Bank Indonesia telah melakukan asesmen menyeluruh terhadap dampak perang antara Rusia dan Ukraina terhadap perekonomian Indonesia. Menurut BI, ada tiga aspek yang terdampak, yakni harga komoditas global, volume dan pola perdagangan global, dan keuangan.
"Harga komoditas global kami sudah melihat mengalami kenaikan, berkaitan minyak, gas, maupun komoditas pangan. Kami memperkirakan rerata harga minyak Indonesia bulan ini akan naik menjadi US$ 85-85 per barel dari asesmen Februari US$ 67-70 per barel," ujar Perry dalam konferensi pers, Kamis (17/8).
Kenaikan harga minyak ini berdampak pada harga komoditas lainnya. Perry menyebut, indeks harga komoditas ekspor Indonesia dalam asesmen terbaru BI diperkirakan naik 10,5%, melonjak dibandingkan asesmen bulan lalu yang naik 4,2%. "Tentu saja dampak ini akan dipengaruhi berapa lama eskalasi ini akan berlangsung," ujarnya.
Kenaikan harga komoditas, menurut Perry, akan berpengaruh terhadap kondisi fiskal dan harga-harga di dalam negeri. Namun, dampaknya juga akan bergantung pada kebijakan pemerintah dalam menyikapi harga energi global. "Kenaikan harga minyak dunia sudah kita lihat keberkaitannya ke harga BBM nonsubsidi. Namun bagaimana implikasinya ke fiskal dan seberapa jauh ke depan, bergantung pada kebijakan-kebijakan pemerintah," kata dia.
Perry mengatakan, perang juga akan berdampak pada volume dan pola perdagangan barang, terutama berdampak pada suplai. Hal ini akan berpengaruh pada pasokan yang dapat mempengaruhi harga barang di dalam negeri. "Kami akan mendukung upaya pemerintah menjaga harga pangan, terutama mendekati Ramadhan," katanya.

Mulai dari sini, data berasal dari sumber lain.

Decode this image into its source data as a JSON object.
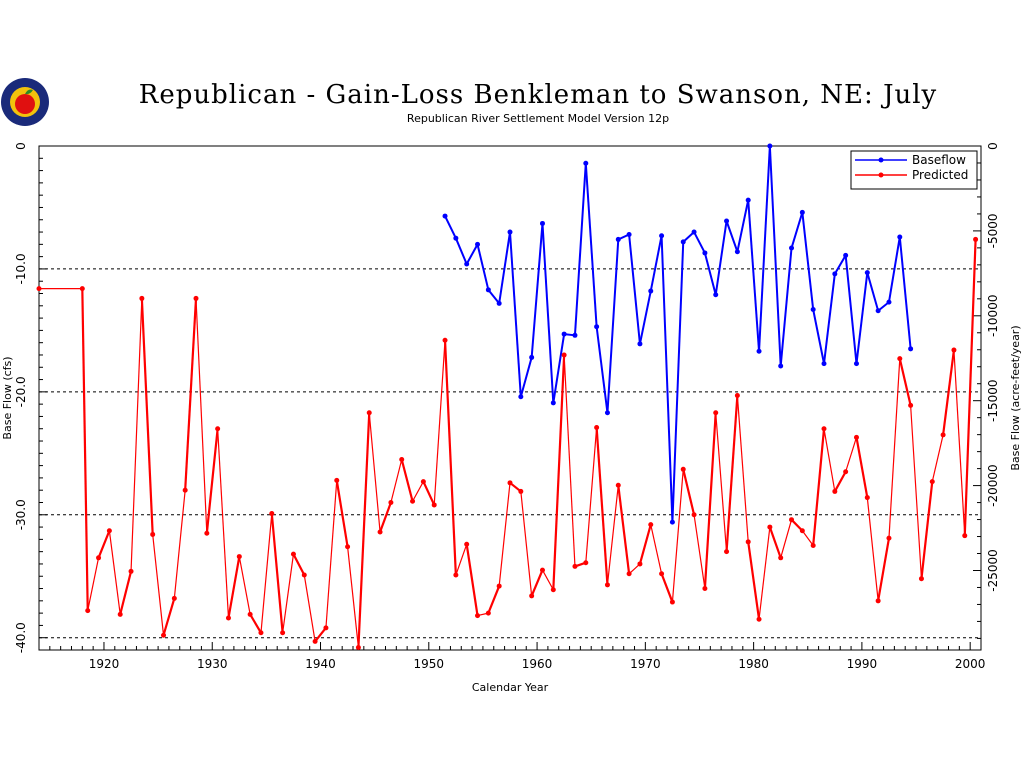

Sementara di pasar keuangan, perang berimplikasi pada aliran modal asing keluar dan nilai tukar rupiah. Modal asing keluar dari pasar SBN pada bulan lalu sebesar US$ 0,4 miliar. Sementara nilai tukar rupiah, menurut dia, tetap terjaga bahkan cenderung terapresiasi.
"Kami akan terus memantau dampaknya dari waktu ke waktu dan berkoordinasi dengan pemerintah, terutama menghadapi kenaikan harga minyak global," katanya.